Early in the book, in a chapter titled "The Coming Quarantine" but obviously written in the midst of it, the authors recount a pre-Covid evening spent with Dr. Luigi Bertinato, who would become the lead scientific advisor to Italy's national COVID-19 response team, in the library of the Querini Stampalia in Venice. After Manaugh donned contemporary personal protective equipment (PPE) and Bertinato the Black Death equivalent, the Italian doctor explained to the couple that the most important rule with quarantine is that it requires uncertainty. Testing positive for the coronavirus or some other pathogen leads to isolation, but being exposed to someone with the same but not knowing if you have it in your system means you need to quarantine. From early 2020, and the CDC's delaying of effective COVID-19 testing in the United States, to the present, with a three-day waiting period for accurate PCR tests (more accurate compared to relatively instant home tests), people have been directed to quarantine until a negative test — until proven safe. As such, this has meant turning our homes into spaces of quarantine, taking precautions from hospitals and other purpose-built quarantine sites into our own personal realms; this practice elevated the disjunction between rich and poor and between races, with many families unable to provide sufficient separation between people in one house.
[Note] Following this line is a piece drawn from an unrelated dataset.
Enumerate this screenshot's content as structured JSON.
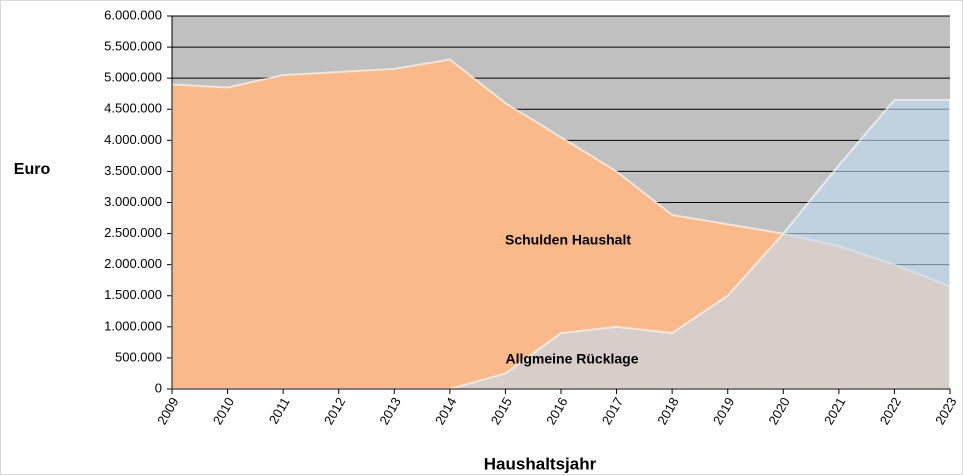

Although few people are experts in quarantine, in early 2022 most of the globe is now familiar with it in some manner, be it personally, through people they know well, in comments from public health officials, or via the media. Not surprisingly, the information on quarantine is confusing as often as it is clear; as prone to mis- and disinformation as any other topic. So, while it's obvious to commend Manaugh and Twilley on the fortunate timing of their book, released last summer, and the foresight of their decade-plus interest and research on quarantine, I can't help think that the book would have been most valuable coming out in 2019, soon before our current pandemic situation. Of course, this means setting aside the realities of how they made the book, with some research, interviews, and travels taking place that year; but in a hypothetical scenario of an early release, the book's deep history of quarantine and wide net of its practices would have made its readers more knowledgable — and more open to public health officials promoting quarantine as a virus moved about the world. Book sales might not have been as strong, at least at first, but the intense appetite that Manaugh and Twilley have for the subject, and their skill in expressing it in an enjoyable and stimulating text, makes it an excellent read regardless of circumstances. Uncertainty is one reliable condition of the natural world, meaning quarantine will always be an aspect of our lives, at varying degrees at various times; by looking at the past and the present, Until Proven Safe provides a roadmap for how the future of quarantine could unfold.